Há um crescente esforço para associar as redes sociais à radicalização da juventude e um igual empenho no controle da circulação de informação na internet e na censura nas redes sociais — algo que geralmente é apresentado como uma regulação das grandes empresas de tecnologia. O principal receio é a cooptação da juventude pela extrema direita, que tem uma atuação intensa na internet e nas redes sociais.
Em diversos países, como é o caso da União Europeia e do Reino Unido, em que os regimes políticos estão em crise, aparece uma polarização política cada vez mais aguda. É justamente nesses países que as proibições e restrições à participação dos jovens nas redes sociais avançam a passos largos. Em grande medida influenciada por essa propaganda, grande parte da esquerda brasileira apoia a proibição na esperança de manter a juventude desmobilizada e longe dos apelos da extrema direita.

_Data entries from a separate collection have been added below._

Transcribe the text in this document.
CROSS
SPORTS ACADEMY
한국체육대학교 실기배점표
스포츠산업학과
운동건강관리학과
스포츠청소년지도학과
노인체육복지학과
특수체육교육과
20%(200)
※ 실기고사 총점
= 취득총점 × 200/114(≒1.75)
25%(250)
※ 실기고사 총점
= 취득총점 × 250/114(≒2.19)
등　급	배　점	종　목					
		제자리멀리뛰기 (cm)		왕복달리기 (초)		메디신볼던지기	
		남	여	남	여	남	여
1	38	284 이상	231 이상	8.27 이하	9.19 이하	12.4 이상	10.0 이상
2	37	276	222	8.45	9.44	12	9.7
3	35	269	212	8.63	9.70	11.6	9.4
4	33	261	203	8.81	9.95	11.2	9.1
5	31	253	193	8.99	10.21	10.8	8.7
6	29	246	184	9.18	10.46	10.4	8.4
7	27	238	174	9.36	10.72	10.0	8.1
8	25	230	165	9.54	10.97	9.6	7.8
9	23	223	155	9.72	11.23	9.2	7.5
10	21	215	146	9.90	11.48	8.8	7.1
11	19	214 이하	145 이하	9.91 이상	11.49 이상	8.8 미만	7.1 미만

A justificativa pedagógica e de proteção das nossas crianças é criada para comover. Ela apela ao instinto de sobrevivência de inúmeros professores, que são colocados em situações dramáticas, sem tempo e sem recursos, e que devem manter a atenção e educar centenas de estudantes todos os dias. Nessa situação, não é de se admirar que os professores abracem qualquer coisa que lhes pareça uma boia salva-vidas — mesmo que seja uma âncora. A justificativa apresentada não passa de um distrator, uma armadilha ideológica que visa encobrir aquilo que realmente está em jogo. Por fim, a armadilha ideológica faz com que aqueles que ontem se colocavam como destruidores dos muros escolares, hoje se encontrem eles mesmos pedreiros.